There is simply no evidence that Newell intended Diane to disclose to anyone the content of his voicemails to her. It strains credibility to suggest that one would leave a threatening, incriminating voicemail with the intent that it be disclosed to others. And because the record includes no evidence that Newell intended Diane to relay his voicemail to a third party, I would hold that the voicemails were privileged.
Newell v. State, supra (Dickinson opinion) (emphasis in original).
Justice Dickinson also pointed out a waiver of Rule 504’s privilege requires the
consent of both spouses. The majority finds that. . . . Newell consented by asking `the officers to check [Diane's] phone, [knowing] that damaging messages were there,’ and Diane consented by `surrender[ing] her phone and provid[ing] the password to her voicemail.’

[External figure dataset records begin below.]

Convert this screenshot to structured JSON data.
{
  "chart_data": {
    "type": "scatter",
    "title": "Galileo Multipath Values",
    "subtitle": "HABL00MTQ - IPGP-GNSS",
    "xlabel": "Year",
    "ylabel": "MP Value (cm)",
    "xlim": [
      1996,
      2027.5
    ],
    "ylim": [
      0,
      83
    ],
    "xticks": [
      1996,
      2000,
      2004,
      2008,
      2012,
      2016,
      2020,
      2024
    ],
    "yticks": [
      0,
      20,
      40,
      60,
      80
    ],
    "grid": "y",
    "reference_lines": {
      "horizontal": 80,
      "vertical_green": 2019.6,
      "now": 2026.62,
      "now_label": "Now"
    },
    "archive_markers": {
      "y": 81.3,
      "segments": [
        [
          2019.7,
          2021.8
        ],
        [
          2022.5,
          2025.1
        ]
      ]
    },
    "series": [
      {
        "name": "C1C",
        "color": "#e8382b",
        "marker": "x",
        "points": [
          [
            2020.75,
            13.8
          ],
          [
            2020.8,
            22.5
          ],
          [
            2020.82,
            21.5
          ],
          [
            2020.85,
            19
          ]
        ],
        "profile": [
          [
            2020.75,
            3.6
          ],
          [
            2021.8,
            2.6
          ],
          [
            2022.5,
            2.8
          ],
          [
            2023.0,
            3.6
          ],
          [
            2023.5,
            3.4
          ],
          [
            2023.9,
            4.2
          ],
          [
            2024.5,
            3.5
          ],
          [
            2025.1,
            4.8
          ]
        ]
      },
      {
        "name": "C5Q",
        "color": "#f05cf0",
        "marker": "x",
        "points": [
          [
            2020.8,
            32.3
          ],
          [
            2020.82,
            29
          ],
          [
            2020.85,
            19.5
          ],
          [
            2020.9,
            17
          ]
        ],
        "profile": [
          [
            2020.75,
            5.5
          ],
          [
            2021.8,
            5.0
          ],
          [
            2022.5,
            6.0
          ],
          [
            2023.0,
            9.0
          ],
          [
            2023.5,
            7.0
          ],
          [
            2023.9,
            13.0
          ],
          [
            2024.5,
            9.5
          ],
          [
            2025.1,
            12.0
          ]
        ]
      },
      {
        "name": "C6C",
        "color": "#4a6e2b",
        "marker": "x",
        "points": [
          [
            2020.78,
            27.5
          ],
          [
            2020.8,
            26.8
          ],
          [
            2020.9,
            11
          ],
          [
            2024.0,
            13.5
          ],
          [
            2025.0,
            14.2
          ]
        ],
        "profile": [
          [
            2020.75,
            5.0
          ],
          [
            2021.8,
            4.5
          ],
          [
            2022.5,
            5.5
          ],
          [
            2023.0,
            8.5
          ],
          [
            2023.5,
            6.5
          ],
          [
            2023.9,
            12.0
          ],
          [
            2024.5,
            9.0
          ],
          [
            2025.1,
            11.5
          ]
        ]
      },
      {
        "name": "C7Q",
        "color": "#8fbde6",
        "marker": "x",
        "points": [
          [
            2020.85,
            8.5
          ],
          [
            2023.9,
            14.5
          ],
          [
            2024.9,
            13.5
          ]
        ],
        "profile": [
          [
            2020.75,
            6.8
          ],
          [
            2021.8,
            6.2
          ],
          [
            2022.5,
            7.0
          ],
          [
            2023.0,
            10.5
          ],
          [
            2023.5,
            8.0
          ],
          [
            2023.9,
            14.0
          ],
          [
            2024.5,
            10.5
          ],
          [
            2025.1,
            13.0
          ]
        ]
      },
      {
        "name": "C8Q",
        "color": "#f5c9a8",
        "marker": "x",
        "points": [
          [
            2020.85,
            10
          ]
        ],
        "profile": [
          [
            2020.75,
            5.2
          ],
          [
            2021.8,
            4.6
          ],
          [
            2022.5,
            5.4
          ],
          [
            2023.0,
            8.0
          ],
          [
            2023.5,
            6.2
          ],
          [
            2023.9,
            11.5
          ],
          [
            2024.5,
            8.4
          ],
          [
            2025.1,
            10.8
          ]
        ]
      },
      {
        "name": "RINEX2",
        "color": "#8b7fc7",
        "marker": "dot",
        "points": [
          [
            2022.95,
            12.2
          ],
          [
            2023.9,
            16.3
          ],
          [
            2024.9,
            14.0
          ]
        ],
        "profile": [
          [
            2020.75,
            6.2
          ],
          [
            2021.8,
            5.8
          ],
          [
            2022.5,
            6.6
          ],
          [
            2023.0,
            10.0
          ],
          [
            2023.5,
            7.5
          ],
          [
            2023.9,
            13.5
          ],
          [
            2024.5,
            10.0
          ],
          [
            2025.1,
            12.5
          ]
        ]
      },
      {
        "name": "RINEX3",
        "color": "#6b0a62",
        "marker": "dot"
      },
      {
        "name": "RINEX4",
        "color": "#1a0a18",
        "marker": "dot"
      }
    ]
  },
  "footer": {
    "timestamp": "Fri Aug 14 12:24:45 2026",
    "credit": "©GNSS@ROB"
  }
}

The majority misapprehends Newell's request. Newell asked the police to `seize’ Diane's phone and inspect the call log to confirm his suspicion that Diane was cheating on him. The record includes no evidence the `damaging messages were there’ on the phone, itself. . . . [I]t is more likely that the messages were stored on the cell phone carrier’s computers, and accessed by calling in with a password or code. In any case, Newell never authorized the police to listen to the voicemails. . . .
I would hold that the voicemails Newell left for Diane were inadmissible.
Newell v. State, supra (Dickinson opinion).